Wednesday 14 August 2013

Mulago doctor suspended over baby theft

A senior doctor has been suspended for his role in the disappearance of a newly-delivered boy-child at the National Referral Hospital Mulago in a case dating back seven years ago.
Dr Asinja Kapuru’s suspension enforces long-held suspicions about how some health workers collude in the rampant though criminal practice of trafficking in boy-children.
Yesterday, the Uganda Medical and Dental Practitioners Council also barred him from any form of medical practice in Uganda for two years for doctoring medical records that aided the disappearance of the baby.
Currently working as the Medical Officer at Kagando Hospital in Kasese, Dr Kapuru was the Senior House Officer at Mulago at the time of the baby’s disappearance.
In their ruling, the Council chairperson, Prof Joel Okullo, said the doctor was guilty of gross professional misconduct after he admitted altering medical records to show that the mother, Ms Sauda Nabakiibi, had delivered a baby girl.
“It is clear that the disappearance of the baby was a well-planned evil act by a group of medical personnel at Mulago hospital,” Prof Okullo said.

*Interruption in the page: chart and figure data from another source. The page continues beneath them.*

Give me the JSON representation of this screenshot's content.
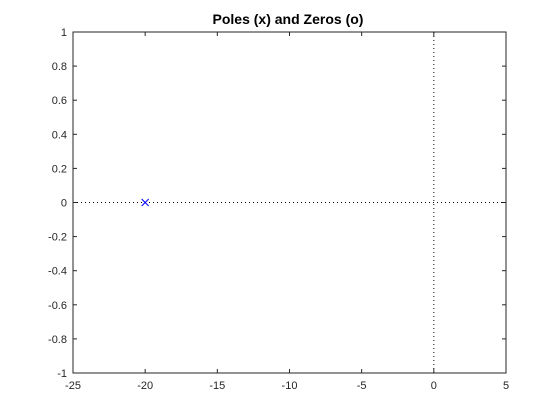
{
  "chart_data": {
    "type": "scatter",
    "title": "Poles (x) and Zeros (o)",
    "xlabel": "",
    "ylabel": "",
    "xlim": [
      -25,
      5
    ],
    "ylim": [
      -1,
      1
    ],
    "xticks": [
      -25,
      -20,
      -15,
      -10,
      -5,
      0,
      5
    ],
    "yticks": [
      -1,
      -0.8,
      -0.6,
      -0.4,
      -0.2,
      0,
      0.2,
      0.4,
      0.6,
      0.8,
      1
    ],
    "grid": false,
    "legend": "none",
    "reference_lines": {
      "x": 0,
      "y": 0,
      "color": "#000000",
      "style": "dotted"
    },
    "series": [
      {
        "marker": "x",
        "color": "#0000ff",
        "points": [
          {
            "x": -20,
            "y": 0
          }
        ]
      },
      {
        "marker": "o",
        "color": "#0000ff",
        "points": []
      }
    ]
  }
}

“It is a manifestation of irresponsibility for a professional doctor to record information based on hearsay rather than his actual findings. When a practitioner handles a patient, he or she assumes full responsibility,” he added, noting that it was disgraceful for Dr Kapuru to claim that he made a second theatre report because he was under pressure from a nurse.
Original records show that Ms Nabakiibi was on July 13, 2006, at about 11am, taken to the theatre where she delivered a boy by caesarean section. The baby and two others were received, registered and taken to the ward office by an unidentified nurse.
When the mother recovered from anaesthesia and asked to see her baby, she was told that she had delivered a boy but that the child was in the special care unit because he had developed complications.
However, Ms Nabakiibi told the council, when she went to the special care unit, the nurses there said they had not received a baby under the name of Sauda Nabakiibi. Confused, she returned to the first nurse who had said her child was in the special care unit only to be told this time that the baby died at birth.
The next day, July 14, 2006, Ms Nabakiibi asked that the body of her baby be released for burial. The nurse on duty advised her to pick it from the labour ward. At the labour ward, she was told that it was in the mortuary. However, at the mortuary, the administrators said they had not received a body in her names.
Ms Nabakiibi together with her Husband, Mr Farouk Bukenya, dthen took their search back to the ward where they found a body of a baby wrapped in sheeting labelled Sauda Nabakiibi. At this point, they were told to pick it from the mortuary. But the body handed to them was of a girl. Ms Nabakiibi is reported to have asked the doctor to explain why she had been told that she delivered a baby boy, her file showed that her baby was a boy but the body she had been given was of a girl. The doctor ignored her.
The couple then reported the case to police and later filed a complaint with the medical council.
Prof Okullo said yesterday that a DNA report from the police and the government analytical laboratory where samples taken from the disputed baby’s corpse were processed showed that the baby was not theirs.
During the hearing, Dr Kapuru told the council that he had, in fact, delivered a baby boy. But he also revealed that he filled in two reports; one showing that the baby was a girl while another a boy. He said this was done on the “orders” of the Senior Nursing Officer at the time, who is said to have insisted that the baby was a girl.